Bien
dice el adagio popular que “las apariencias engañan”.
Esto a propósito de un
lejano recuerdo estudiantil, cuando promediábamos la carrera universitaria de
Ingeniería en Electrónica y Telecomunicaciones de la Universidad del Cauca.
En
esas deliciosas décadas del 70, tuvimos un breve viaje académico a la ciudad de
Cali para observar el funcionamiento de una fábrica de pantallas de televisión,
de rayos catódicos. En ese tiempo el plasma era una lejana teoría electrónica
de gases que sólo interesaba a la URSS y el LCD (Despliegue de Cristal Líquido)
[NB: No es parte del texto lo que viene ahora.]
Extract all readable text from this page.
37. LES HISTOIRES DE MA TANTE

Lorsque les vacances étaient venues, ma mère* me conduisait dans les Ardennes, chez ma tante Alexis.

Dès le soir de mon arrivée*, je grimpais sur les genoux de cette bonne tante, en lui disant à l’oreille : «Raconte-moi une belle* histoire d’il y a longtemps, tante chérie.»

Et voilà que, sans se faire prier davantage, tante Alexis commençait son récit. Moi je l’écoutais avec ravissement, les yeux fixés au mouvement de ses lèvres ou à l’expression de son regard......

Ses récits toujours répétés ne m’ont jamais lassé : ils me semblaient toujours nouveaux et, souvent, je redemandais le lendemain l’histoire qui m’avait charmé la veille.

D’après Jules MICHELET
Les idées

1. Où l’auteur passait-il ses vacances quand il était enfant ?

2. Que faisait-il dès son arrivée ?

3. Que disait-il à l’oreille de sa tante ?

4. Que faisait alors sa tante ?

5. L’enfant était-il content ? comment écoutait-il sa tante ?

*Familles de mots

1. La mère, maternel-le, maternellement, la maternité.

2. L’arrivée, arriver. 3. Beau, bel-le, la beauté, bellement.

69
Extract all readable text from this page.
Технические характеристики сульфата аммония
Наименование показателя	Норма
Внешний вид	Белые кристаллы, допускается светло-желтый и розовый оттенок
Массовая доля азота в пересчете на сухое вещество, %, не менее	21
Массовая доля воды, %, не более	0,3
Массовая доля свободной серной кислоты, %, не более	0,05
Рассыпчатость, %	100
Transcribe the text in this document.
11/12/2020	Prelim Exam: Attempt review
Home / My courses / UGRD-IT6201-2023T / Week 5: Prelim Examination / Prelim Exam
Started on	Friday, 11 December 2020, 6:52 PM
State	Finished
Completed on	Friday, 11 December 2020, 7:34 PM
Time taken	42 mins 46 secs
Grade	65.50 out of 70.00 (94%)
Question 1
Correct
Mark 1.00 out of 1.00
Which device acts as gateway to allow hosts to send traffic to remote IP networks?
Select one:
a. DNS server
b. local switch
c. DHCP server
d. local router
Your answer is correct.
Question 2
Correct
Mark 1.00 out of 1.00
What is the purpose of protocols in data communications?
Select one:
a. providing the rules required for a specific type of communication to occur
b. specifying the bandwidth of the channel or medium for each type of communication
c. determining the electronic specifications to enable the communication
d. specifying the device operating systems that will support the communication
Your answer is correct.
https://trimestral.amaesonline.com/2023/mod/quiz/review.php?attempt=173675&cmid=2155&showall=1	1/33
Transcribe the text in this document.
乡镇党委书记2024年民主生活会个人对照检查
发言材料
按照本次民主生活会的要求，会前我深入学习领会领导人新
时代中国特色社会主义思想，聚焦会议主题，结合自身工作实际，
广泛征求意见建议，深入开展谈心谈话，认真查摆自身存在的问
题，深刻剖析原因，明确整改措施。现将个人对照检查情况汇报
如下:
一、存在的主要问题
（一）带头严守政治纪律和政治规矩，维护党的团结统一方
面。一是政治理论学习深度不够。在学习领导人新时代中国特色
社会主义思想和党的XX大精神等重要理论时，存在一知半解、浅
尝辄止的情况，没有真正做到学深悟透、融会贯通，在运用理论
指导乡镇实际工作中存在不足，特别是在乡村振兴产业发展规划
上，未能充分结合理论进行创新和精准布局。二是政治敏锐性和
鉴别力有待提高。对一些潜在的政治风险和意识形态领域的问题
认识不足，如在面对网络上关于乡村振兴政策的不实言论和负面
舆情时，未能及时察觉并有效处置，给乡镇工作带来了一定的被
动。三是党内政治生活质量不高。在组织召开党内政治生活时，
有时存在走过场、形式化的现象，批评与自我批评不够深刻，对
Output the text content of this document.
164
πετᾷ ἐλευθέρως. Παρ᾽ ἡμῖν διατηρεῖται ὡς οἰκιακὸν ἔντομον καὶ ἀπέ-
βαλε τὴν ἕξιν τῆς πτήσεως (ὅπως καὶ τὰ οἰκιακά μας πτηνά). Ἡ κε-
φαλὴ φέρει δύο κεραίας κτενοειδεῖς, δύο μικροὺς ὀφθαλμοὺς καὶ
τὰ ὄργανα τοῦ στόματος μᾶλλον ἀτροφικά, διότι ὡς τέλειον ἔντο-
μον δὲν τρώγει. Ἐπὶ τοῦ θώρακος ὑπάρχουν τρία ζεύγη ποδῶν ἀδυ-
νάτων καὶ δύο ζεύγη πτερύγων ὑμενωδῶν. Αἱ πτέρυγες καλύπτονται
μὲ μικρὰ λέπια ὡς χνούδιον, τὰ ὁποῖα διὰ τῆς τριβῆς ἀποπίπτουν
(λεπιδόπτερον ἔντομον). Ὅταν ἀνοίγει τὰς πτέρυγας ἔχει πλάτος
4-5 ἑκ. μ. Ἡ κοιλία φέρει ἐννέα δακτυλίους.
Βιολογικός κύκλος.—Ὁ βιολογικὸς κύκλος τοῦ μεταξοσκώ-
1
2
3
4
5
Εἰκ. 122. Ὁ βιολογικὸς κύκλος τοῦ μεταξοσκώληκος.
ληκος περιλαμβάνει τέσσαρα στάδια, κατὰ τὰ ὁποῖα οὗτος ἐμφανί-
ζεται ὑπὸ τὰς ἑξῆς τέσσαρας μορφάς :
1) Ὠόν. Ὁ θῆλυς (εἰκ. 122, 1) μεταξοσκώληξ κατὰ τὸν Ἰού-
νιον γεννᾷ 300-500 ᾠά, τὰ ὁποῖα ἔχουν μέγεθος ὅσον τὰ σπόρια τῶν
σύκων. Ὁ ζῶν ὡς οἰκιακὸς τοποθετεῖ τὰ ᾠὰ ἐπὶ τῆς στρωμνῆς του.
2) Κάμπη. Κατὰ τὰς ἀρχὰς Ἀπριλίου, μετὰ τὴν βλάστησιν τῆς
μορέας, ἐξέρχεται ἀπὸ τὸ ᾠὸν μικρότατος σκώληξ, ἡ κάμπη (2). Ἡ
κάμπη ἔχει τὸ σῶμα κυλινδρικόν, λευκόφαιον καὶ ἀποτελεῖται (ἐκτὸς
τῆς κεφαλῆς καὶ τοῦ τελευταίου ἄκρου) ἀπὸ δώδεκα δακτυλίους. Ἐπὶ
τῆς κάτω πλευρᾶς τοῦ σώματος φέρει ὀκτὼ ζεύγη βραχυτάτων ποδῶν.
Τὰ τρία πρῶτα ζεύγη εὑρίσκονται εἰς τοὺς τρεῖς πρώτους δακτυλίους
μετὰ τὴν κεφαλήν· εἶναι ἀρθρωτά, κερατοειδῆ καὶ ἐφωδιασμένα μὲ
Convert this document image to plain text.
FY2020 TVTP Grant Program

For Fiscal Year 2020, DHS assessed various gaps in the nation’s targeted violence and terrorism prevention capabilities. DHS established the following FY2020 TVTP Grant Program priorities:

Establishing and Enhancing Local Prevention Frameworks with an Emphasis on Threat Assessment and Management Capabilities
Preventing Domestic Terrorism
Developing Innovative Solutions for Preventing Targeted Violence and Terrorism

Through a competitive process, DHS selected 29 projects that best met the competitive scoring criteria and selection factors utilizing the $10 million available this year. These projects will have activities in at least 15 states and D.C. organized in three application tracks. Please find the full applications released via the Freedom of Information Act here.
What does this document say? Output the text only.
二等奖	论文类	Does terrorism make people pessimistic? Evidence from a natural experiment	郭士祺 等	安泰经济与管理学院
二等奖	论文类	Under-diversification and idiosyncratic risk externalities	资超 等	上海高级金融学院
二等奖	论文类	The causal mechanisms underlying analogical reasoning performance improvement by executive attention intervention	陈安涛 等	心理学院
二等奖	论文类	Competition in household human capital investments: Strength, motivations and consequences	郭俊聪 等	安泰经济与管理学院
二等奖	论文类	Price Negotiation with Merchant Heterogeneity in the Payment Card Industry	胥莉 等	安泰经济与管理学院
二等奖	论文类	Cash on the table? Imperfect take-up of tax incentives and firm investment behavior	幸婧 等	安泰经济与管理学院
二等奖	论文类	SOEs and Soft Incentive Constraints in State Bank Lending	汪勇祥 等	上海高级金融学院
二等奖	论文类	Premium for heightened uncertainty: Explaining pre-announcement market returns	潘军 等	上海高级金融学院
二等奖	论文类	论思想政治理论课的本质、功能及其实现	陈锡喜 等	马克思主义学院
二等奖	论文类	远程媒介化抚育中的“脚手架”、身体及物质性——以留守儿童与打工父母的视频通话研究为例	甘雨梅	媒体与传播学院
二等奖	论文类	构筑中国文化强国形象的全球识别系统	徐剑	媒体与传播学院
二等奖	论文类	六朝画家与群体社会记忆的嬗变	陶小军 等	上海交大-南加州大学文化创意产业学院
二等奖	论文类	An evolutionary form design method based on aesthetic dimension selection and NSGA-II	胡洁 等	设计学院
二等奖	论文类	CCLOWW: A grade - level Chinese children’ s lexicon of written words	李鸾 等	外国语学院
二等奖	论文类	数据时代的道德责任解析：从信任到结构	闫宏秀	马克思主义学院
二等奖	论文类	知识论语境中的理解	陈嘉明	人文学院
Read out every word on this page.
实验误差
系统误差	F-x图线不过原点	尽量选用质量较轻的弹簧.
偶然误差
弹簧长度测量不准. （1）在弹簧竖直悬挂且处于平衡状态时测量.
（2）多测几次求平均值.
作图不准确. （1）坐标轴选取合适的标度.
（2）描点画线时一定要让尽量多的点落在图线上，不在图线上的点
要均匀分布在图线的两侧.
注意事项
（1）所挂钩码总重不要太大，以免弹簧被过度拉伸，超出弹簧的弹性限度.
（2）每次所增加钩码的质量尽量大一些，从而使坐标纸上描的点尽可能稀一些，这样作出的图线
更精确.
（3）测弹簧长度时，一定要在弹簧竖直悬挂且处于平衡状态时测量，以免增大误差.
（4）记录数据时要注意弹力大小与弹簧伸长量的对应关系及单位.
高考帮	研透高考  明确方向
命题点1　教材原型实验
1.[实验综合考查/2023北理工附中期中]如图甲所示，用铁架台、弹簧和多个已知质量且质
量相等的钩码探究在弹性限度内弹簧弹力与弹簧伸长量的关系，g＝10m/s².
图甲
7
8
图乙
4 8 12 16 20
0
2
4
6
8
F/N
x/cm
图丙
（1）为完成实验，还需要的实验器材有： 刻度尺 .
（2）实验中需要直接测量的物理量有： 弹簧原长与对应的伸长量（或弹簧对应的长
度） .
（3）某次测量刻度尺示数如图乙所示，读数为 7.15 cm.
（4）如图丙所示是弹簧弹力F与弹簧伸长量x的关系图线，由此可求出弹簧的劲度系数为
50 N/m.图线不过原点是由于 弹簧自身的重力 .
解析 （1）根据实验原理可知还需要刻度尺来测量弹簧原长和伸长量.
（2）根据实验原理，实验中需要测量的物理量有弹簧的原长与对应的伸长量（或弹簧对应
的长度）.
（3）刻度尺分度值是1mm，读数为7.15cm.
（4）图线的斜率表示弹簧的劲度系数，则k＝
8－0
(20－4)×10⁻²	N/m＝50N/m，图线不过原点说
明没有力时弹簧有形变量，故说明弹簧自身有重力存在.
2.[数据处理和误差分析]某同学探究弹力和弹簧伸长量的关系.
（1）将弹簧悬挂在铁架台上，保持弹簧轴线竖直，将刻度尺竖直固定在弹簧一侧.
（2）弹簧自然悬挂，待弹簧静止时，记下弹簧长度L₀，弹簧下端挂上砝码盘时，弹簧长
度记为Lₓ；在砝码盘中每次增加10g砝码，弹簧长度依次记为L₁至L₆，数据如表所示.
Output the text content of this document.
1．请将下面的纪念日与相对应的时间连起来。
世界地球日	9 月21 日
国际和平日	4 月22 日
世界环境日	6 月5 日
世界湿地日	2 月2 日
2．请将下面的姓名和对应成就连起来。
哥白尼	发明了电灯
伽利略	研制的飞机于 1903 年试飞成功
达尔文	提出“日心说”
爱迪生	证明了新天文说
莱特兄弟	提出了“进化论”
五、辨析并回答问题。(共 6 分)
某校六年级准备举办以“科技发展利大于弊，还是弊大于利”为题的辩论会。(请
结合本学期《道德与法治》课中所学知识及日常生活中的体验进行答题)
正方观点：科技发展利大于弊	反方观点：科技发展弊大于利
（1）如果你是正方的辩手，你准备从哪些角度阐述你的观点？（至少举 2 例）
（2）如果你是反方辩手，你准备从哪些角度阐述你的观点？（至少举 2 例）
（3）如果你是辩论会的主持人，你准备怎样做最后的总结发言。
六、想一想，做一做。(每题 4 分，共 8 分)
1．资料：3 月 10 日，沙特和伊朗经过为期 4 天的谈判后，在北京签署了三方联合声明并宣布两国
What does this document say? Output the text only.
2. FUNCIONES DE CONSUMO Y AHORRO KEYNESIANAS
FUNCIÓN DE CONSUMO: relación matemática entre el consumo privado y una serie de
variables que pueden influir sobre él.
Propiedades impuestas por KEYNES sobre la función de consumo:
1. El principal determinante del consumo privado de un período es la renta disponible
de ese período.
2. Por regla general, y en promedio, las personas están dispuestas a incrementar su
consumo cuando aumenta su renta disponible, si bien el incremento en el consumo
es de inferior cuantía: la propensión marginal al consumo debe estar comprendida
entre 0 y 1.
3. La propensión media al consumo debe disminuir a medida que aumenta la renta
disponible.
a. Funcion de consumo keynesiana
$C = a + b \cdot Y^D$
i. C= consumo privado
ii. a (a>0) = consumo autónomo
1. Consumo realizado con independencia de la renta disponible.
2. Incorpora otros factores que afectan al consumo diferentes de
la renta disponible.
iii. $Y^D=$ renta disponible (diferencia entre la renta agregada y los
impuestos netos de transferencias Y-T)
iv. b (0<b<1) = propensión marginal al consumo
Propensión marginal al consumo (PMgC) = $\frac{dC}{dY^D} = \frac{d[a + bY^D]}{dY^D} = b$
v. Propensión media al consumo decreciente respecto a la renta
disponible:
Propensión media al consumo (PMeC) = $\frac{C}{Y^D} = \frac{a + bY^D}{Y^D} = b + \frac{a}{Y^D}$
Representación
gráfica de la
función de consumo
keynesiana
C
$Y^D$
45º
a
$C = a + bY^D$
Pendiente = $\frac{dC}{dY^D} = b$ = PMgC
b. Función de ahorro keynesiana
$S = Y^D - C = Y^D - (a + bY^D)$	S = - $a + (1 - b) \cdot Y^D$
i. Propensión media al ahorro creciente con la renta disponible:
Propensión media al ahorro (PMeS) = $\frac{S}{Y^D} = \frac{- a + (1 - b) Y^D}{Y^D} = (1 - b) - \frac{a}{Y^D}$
una promesa del Japón, no formulada todavía.
Llegamos
y empezó nuestro deslumbramiento. La actividad era febril, de empleados y
científicos; a éstos los veíamos como a unas lumbreras del conocimiento,
difíciles de igualar.
En
ese entorno de ciencia y técnica, divisamos al fondo de la factoría, a un
ingeniero sentado en su escritorio, con las manos aferradas a su cabeza,
totalmente concentrado en un texto que tenía frente a sus ojos. La impresión
inicial nuestra, era que se trataba del máximo científico jefe que estaba
ahondando en una nueva teoría. Unos pocos estudiantes, curiosos ante la alta
ciencia, nos acercamos al ingeniero con el ánimo de saber lo que él estudiaba.
Grande fue nuestra sorpresa cuando vimos que, demasiado serio y ajeno a su
mundo, leía la revista de Condorito.